Parnell: What red flags are indicative of an eventual bankruptcy, but are early enough in the pipeline to prevent it?

Togut: A drop off in fees requiring lesser compensation, forcing firings that lead to others taking stock of their earning capacity, resulting in their conclusion that they can do equally-well or better at another firm, causing voluntary departures.  A trickle can become a flood fairly quickly.  With each departing partner, income diminishes and that exacerbates the problem.  A law firm’s principal asset is its people who go home each night.  If they go home one night and don’t return in the morning, the firm is out of business.

Parnell: Have you seen any patterns or themes among law firm that have ultimately gone bankrupt?

Togut: Yes.  Often after a merger with no work done to unify the cultures. And where stress manifests itself, the firm breaks into cliques and some of them conclude they’d rather flee the problem than face it and work through it.  Another indicia of trouble is when a firm’s income contracts but the firm doesn’t react quickly in cutting expenses—including partner distributions—and where the firm tries to borrow money to make up the shortfall.

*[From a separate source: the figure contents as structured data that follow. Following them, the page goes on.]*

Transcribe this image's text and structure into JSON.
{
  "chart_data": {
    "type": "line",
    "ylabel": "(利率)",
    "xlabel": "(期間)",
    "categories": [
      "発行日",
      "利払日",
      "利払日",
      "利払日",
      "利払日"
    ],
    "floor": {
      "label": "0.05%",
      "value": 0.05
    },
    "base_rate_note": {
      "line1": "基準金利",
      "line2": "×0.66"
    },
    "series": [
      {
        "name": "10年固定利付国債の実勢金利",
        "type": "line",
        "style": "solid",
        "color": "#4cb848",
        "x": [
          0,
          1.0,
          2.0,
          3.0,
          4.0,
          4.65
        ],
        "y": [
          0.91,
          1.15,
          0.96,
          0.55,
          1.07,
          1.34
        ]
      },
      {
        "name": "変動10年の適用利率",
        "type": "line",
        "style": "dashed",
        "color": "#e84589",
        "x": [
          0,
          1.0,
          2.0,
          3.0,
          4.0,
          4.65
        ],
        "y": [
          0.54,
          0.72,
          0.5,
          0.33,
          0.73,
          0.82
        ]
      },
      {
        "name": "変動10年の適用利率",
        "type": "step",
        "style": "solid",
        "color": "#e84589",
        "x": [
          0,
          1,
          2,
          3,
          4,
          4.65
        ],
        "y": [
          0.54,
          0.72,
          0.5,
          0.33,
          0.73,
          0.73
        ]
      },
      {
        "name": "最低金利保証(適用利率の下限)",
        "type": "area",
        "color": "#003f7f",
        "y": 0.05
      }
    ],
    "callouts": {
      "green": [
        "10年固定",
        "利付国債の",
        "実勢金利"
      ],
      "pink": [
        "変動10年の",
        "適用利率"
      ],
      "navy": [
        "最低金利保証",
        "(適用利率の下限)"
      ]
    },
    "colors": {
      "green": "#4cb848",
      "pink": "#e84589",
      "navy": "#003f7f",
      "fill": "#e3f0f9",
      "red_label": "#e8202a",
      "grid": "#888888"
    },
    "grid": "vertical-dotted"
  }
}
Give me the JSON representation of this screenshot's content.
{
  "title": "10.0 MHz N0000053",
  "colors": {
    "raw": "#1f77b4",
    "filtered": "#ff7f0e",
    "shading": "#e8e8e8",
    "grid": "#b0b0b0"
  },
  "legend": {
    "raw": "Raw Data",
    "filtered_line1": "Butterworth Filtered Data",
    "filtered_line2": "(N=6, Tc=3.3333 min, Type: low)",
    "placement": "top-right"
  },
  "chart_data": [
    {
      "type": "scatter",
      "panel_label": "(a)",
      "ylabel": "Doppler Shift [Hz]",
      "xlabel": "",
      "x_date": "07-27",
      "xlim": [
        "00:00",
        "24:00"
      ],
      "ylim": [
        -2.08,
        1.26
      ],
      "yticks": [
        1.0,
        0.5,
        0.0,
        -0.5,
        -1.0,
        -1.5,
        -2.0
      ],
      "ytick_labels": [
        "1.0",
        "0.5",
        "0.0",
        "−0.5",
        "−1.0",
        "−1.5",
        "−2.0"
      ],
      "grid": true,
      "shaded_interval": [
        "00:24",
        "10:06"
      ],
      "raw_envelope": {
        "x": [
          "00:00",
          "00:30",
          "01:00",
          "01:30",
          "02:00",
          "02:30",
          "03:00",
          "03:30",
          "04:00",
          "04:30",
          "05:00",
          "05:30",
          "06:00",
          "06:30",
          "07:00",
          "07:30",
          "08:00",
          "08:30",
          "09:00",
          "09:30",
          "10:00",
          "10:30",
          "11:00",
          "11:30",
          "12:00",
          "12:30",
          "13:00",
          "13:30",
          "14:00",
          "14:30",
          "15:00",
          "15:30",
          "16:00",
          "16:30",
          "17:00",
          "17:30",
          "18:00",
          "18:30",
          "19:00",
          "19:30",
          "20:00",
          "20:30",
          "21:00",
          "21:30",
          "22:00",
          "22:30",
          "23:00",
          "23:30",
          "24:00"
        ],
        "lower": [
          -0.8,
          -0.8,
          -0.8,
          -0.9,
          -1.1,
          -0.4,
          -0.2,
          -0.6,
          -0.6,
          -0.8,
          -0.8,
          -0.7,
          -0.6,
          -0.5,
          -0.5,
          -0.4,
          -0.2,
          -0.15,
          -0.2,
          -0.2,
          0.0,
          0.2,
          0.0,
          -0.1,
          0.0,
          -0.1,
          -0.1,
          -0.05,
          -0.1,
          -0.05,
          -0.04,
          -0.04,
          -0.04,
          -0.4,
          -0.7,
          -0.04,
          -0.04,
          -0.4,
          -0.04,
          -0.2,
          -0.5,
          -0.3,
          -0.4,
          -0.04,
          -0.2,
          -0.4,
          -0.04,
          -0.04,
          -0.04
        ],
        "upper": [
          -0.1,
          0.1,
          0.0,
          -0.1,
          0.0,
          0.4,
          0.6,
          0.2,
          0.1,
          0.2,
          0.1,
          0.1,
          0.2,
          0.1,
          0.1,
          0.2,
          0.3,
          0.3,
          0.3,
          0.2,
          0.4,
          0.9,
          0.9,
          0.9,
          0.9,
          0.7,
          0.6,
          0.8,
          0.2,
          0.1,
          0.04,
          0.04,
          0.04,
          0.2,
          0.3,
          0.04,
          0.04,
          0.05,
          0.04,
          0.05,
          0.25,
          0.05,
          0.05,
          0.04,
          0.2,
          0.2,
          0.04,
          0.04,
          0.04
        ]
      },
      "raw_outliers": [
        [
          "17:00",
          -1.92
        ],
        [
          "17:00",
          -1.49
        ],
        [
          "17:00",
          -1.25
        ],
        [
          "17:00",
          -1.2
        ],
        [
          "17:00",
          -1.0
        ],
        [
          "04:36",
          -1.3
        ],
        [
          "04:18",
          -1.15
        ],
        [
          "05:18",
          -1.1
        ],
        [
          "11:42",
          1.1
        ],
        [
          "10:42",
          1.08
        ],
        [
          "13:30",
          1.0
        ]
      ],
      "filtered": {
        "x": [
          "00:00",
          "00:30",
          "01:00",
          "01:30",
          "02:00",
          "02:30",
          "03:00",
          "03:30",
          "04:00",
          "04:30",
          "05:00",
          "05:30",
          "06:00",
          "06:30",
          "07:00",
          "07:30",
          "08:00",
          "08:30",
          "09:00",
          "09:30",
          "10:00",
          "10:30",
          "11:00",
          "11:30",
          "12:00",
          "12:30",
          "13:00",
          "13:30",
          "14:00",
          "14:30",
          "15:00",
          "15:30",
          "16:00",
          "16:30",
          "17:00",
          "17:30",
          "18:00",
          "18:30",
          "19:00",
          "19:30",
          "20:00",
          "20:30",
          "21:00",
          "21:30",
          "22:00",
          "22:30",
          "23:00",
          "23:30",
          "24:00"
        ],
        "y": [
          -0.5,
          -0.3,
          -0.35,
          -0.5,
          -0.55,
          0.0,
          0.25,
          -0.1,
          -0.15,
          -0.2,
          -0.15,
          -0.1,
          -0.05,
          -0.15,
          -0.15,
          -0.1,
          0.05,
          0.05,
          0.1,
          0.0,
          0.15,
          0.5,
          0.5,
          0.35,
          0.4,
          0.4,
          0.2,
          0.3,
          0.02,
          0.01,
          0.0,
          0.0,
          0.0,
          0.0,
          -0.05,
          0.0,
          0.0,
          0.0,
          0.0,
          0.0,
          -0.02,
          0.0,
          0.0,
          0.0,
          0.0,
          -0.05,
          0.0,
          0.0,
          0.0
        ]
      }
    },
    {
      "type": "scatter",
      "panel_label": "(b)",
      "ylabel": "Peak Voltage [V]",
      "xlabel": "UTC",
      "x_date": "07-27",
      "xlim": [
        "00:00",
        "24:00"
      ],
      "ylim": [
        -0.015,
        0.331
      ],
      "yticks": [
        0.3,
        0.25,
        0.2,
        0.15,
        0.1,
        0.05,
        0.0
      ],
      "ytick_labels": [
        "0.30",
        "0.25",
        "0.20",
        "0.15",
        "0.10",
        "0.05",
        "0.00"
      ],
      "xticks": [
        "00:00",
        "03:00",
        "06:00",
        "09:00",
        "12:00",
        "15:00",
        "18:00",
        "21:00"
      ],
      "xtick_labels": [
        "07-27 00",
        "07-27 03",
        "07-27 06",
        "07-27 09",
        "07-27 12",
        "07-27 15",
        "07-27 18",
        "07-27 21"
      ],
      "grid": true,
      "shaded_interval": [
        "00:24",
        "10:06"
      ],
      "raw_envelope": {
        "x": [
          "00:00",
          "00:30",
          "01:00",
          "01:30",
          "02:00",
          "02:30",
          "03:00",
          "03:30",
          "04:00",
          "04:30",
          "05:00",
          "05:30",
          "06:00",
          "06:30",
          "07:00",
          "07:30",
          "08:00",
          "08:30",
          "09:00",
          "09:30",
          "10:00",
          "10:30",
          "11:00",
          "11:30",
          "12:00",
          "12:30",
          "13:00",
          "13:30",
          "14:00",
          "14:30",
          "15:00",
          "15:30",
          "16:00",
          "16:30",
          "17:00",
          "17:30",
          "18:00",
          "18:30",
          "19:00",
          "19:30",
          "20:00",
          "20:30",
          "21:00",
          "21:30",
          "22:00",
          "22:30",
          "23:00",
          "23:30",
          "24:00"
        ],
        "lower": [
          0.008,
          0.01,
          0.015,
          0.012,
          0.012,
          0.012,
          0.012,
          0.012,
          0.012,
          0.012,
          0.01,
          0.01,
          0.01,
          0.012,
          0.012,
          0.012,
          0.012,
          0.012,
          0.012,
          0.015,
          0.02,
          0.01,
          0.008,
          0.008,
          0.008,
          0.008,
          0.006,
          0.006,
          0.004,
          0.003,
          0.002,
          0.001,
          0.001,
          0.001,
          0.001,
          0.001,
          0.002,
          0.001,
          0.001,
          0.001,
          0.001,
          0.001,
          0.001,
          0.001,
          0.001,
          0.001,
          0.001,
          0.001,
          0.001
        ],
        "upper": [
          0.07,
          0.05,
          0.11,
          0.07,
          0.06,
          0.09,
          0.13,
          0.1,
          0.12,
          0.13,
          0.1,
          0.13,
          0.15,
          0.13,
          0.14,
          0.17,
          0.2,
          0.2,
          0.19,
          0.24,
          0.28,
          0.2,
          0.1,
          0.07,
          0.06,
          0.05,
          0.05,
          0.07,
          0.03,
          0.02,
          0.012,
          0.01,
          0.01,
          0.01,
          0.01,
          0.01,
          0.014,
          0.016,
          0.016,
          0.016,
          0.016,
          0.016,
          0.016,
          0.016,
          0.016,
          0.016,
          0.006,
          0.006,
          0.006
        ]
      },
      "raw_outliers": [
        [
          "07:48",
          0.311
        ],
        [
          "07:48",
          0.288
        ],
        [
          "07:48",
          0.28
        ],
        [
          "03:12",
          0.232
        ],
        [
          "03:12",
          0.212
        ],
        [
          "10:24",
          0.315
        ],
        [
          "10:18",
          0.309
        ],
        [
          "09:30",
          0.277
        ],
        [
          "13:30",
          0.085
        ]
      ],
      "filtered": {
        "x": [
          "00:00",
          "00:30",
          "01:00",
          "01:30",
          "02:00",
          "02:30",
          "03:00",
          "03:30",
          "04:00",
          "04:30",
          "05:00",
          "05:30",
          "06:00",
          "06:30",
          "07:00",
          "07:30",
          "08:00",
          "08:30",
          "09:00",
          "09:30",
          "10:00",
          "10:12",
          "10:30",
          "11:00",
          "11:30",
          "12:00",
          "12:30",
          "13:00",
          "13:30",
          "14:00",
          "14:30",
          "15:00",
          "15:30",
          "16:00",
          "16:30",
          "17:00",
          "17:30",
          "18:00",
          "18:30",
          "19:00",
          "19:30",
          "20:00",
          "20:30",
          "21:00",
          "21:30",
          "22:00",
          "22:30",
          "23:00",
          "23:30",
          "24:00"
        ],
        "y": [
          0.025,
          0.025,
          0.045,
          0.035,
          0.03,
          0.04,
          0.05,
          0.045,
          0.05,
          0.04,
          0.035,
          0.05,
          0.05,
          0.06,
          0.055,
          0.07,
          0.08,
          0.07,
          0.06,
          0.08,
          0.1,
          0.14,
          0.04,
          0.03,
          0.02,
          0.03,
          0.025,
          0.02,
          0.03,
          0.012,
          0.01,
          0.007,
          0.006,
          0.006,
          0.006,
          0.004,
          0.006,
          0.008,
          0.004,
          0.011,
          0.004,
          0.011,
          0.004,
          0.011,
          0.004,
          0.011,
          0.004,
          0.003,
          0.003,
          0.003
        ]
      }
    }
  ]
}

Parnell: Are there fundamental values/policies that a firm should engage to avoid bankruptcy?

Togut: Be realistic.  When there is a change in income, quickly face the change in circumstances rather than take the view that if we tough out the problem, things will get better.  Hope springs eternal.

On What The Banks Want To See

Parnell: When negotiating financing for a struggling institution, what do the banks want to see?

Togut: Interestingly, the banks are less concerned with a fall off of income than they are with partner defections.  Partner defections can accelerate without warning and the trickle can quickly become a flood.  Second, banks are concerned when a firm has to borrow to cover partner draws.  Further, they do not place a high degree of confidence on numbers generated by the law firm itself. So, when I was dealing with Patton Boggs, for example, I brought in pros that the banks would recognize and respect.

On Threats To The Legal Market

Parnell: What do you think is the most immediate and imminent threat to today’s legal market?

Togut:   Mergers for the sake of having a bigger firm [and] not for strategic reasons. Those mergers are a red flag that something bad is going to happen, especially mergers that are driven by the notion that “We have to be in the Am Law 100 or else we can’t compete.” I believe it will lead to trouble for a lot of firms.  It is being driven by the perception that only a very large Am Law 100 firm will survive given the globalization of business.  In the end, the super large firms will survive and so will the smaller specialty firms.  Those in between, especially those that want to appear large for the sake of ranking on the AmLaw list, are at risk.